Good luck with that last one, I couldn’t help but think, although I wish the writer well on her pilgrimage, one sincerely oriented toward finding a place, not simply brief glimpses of religious practice.
At the same time, I cannot help but think again of the death of Karol Wojtyla, which inspired Shea’s journey. The Pope’s life, like those of the elders in Number Our Days, was irrevocably altered by the events of a murderous century. In their lifetimes, the precious nature of the good was underscored. But evil was not an abstraction, nor the idea of a God furious at its continual presence. For the Pope, worship, rooted in cultural and religious memory, offered the opportunity to overcome evil and transform its effects into renewing joy.
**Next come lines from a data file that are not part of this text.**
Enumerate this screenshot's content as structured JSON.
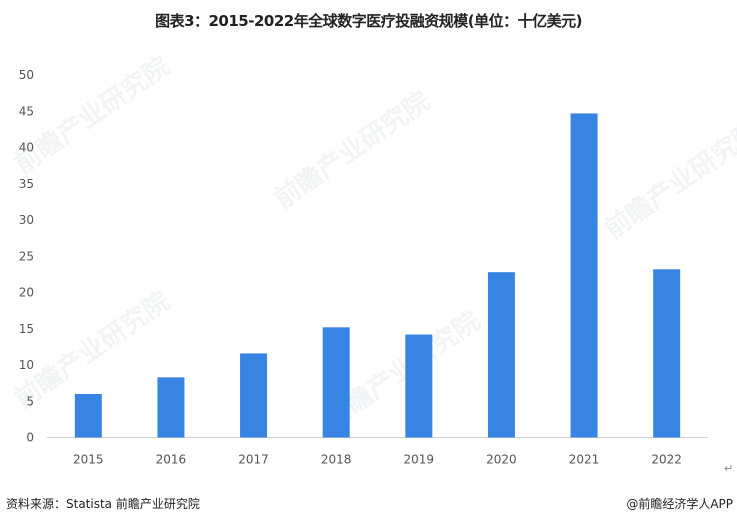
{
  "chart_data": {
    "type": "bar",
    "title": "图表3：2015-2022年全球数字医疗投融资规模(单位：十亿美元)",
    "categories": [
      "2015",
      "2016",
      "2017",
      "2018",
      "2019",
      "2020",
      "2021",
      "2022"
    ],
    "values": [
      6.0,
      8.3,
      11.6,
      15.2,
      14.2,
      22.8,
      44.7,
      23.2
    ],
    "ylim": [
      0,
      50
    ],
    "yticks": [
      0,
      5,
      10,
      15,
      20,
      25,
      30,
      35,
      40,
      45,
      50
    ],
    "grid": false,
    "bar_color": "#3884e3",
    "xlabel": "",
    "ylabel": ""
  },
  "footer": {
    "source": "资料来源：Statista 前瞻产业研究院",
    "credit": "@前瞻经济学人APP"
  },
  "watermark": "前瞻产业研究院"
}
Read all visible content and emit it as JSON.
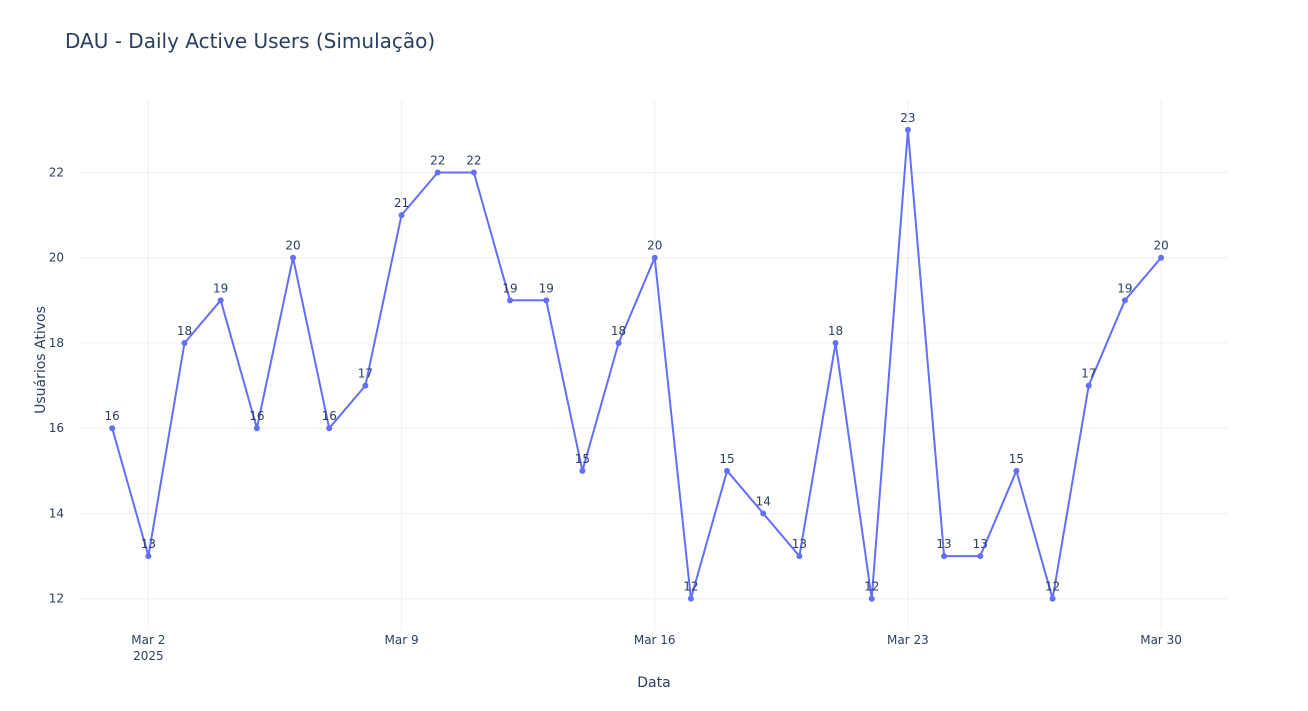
{
  "chart_data": {
    "type": "line",
    "title": "DAU - Daily Active Users (Simulação)",
    "xlabel": "Data",
    "ylabel": "Usuários Ativos",
    "x_start": "2025-03-01",
    "x_ticks": [
      {
        "date": "2025-03-02",
        "label": "Mar 2",
        "sublabel": "2025"
      },
      {
        "date": "2025-03-09",
        "label": "Mar 9",
        "sublabel": ""
      },
      {
        "date": "2025-03-16",
        "label": "Mar 16",
        "sublabel": ""
      },
      {
        "date": "2025-03-23",
        "label": "Mar 23",
        "sublabel": ""
      },
      {
        "date": "2025-03-30",
        "label": "Mar 30",
        "sublabel": ""
      }
    ],
    "y_ticks": [
      12,
      14,
      16,
      18,
      20,
      22
    ],
    "xlim": [
      "2025-02-28",
      "2025-03-31"
    ],
    "ylim": [
      11.5,
      23.7
    ],
    "grid": true,
    "line_color": "#636efa",
    "series": [
      {
        "x": [
          "2025-03-01",
          "2025-03-02",
          "2025-03-03",
          "2025-03-04",
          "2025-03-05",
          "2025-03-06",
          "2025-03-07",
          "2025-03-08",
          "2025-03-09",
          "2025-03-10",
          "2025-03-11",
          "2025-03-12",
          "2025-03-13",
          "2025-03-14",
          "2025-03-15",
          "2025-03-16",
          "2025-03-17",
          "2025-03-18",
          "2025-03-19",
          "2025-03-20",
          "2025-03-21",
          "2025-03-22",
          "2025-03-23",
          "2025-03-24",
          "2025-03-25",
          "2025-03-26",
          "2025-03-27",
          "2025-03-28",
          "2025-03-29",
          "2025-03-30"
        ],
        "values": [
          16,
          13,
          18,
          19,
          16,
          20,
          16,
          17,
          21,
          22,
          22,
          19,
          19,
          15,
          18,
          20,
          12,
          15,
          14,
          13,
          18,
          12,
          23,
          13,
          13,
          15,
          12,
          17,
          19,
          20
        ]
      }
    ]
  }
}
To tell the story again. To make it and ourselves, as participants in community, visible and renewed.
Whatever our ethnic heritage, American culture remains one deeply uncomfortable with memory. It is ours to want the new and then to want again. The freneticism of our common life can impair our vision, for the one “quality” Shea neglects to mention in her perfect church is the presence of Christ: Christ containing our brokenness, radiating within the walls and outward, into the world.